I kinda doubt it will go that quickly. See how many problems Boeing had with their lithium batteries in the 787. And those were just auxiliary power. This will take a hundred times that many batteries with the scale bringing many engineering challenges. And then the totally different engines.. I think it'll take a long time to have a battery powered airliner built, in mass production and as reliable and safe as current airliners. There's a lot of stuff to be built from scratch without half a century of trial and error to learn from.

I think biofuels might be a better option for aviation until the tech has time to catch up.

I'd love for that to be true, but I am quite dubious. Flight technology tends to be very weight sensitive, and our battery densities are just nowhere close to the density that flight needs.

Current batteries have an energy density of 90-190 Wh/kg, depending on the specific chemistry. Jet fuel on the other hand has an energy density around 12,000 Wh/kg. Obviously some amount of that will be made back up with the relative light weight and high efficiency of electric motors, but that is a very step energy difference to overcome.
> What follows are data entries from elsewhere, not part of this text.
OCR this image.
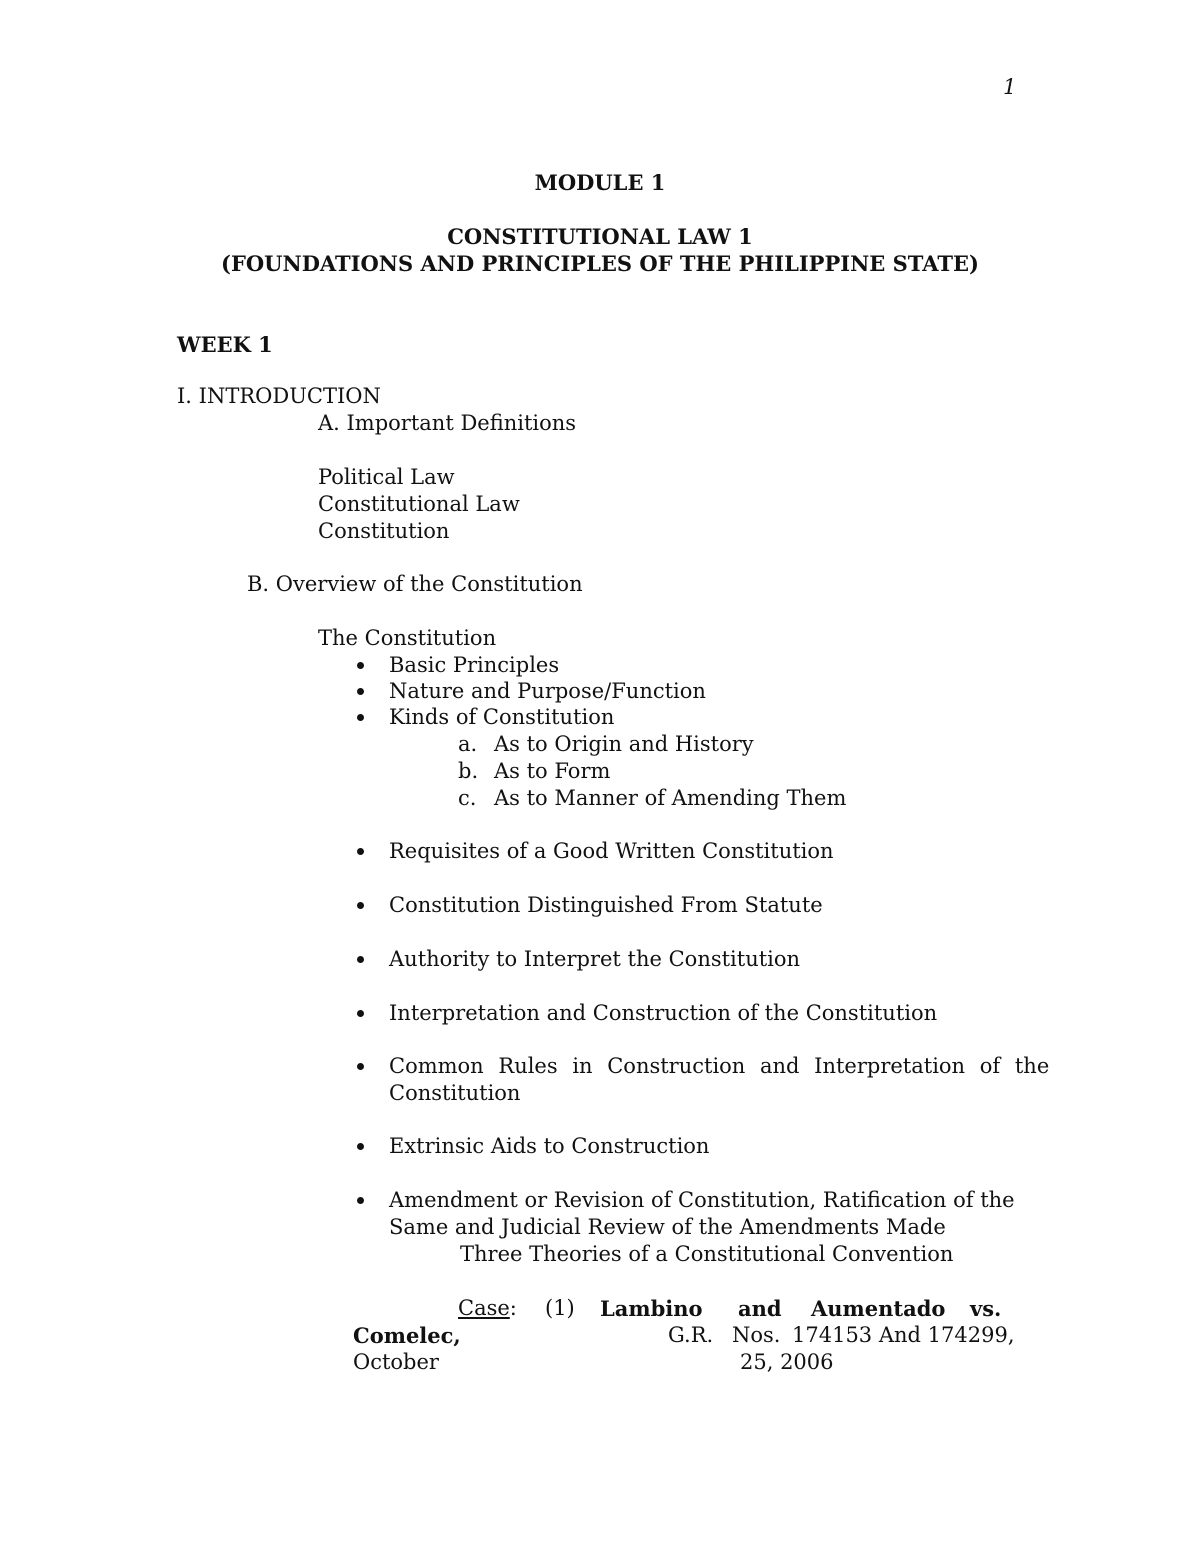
1
MODULE 1
CONSTITUTIONAL LAW 1
(FOUNDATIONS AND PRINCIPLES OF THE PHILIPPINE STATE)
WEEK 1
I. INTRODUCTION
A. Important Definitions
Political Law
Constitutional Law
Constitution
B. Overview of the Constitution
The Constitution
Basic Principles
Nature and Purpose/Function
Kinds of Constitution
a. As to Origin and History
b. As to Form
c. As to Manner of Amending Them
Requisites of a Good Written Constitution
Constitution Distinguished From Statute
Authority to Interpret the Constitution
Interpretation and Construction of the Constitution
Common Rules in Construction and Interpretation of the
Constitution
Extrinsic Aids to Construction
Amendment or Revision of Constitution, Ratification of the
Same and Judicial Review of the Amendments Made
Three Theories of a Constitutional Convention
Case: (1) Lambino and Aumentado vs.
Comelec,	G.R. Nos. 174153 And 174299,
October	25, 2006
A quick bit of Googling says that turbofan engines are about 40% efficient, while triple phase electric motors are roughly 85% efficient. Given the 3,000 nautical mile range of a 737NG, some back of the envelope math says that an EV equivalent would have a range of about 100 miles at best[0]. Forget LAX -> SFO, this isn't even enough to get you from LA to Bakersfield. And even 100 is optimistic, given that the FAA requires that all planes have extra fuel for diversions, weather, holding, etc.

At this point, I suspect it might be easier to refine kerosene out of capture CO2 using excess renewable energy than it would be to make an EV 737 replacement.

0 - I'm obviously not accounting for weight and aerodynamic differences, which are beyond my capability to estimate, but I doubt that would make a significant difference. I'm also assuming that we're using Li-Ion Cobalt batteries, which have the highest density. The more common Phosphate chemistry makes these numbers even more bleak.

The best lithium ion batteries have 300-400Wh/kg (some cells do up to 650Wh/kg with sulfur), electric motors can have up to 95% efficiency. Long range jets can fly 20,000 km with passengers. Easily enough to do 500 miles. But if you improve aerodynamics, can go much further.

Source on 400-650Wh/kg? That’s significantly higher than what’s even reported in Tesla EVs, and I’m curious if that’s lab or production figures. Even going up to 400Wh/kg and 95% efficiency only yields 237 miles for a 737 equivalent, which isn’t enough.

The top spec 777 would give you 677 miles on batteries, assuming 400Wh/kg. Enough to serve the LAX to SFO route, but a fairly limited vehicle all things considered, especially for the price and size.

> Long range jets can fly 20,000 km with passengers.

Sure, but economics begins to dominate here. There’s a reason I chose the 737 as a reference benchmark; it’s the gold standard of short to medium range airliner, and absolutely the vehicle that we should be aiming to minimize. If you have to pull out a 777 sized aircraft to service LAX -> SFO, then the price of tickets is going to begin rising significantly to cover the higher vehicle cost. I’m also genuinely quite doubtful that many airports can handle 100% of their jets switching over to wide body aircraft, which this would require, without significant improvements to the terminals and other facilities. If governments are forced to upgrade airports to save money on rail, I’d argue that that’s penny wise and pound foolish.

All of this can be done, of course, but it really begins to erode all of the supposed cost savings over HSR.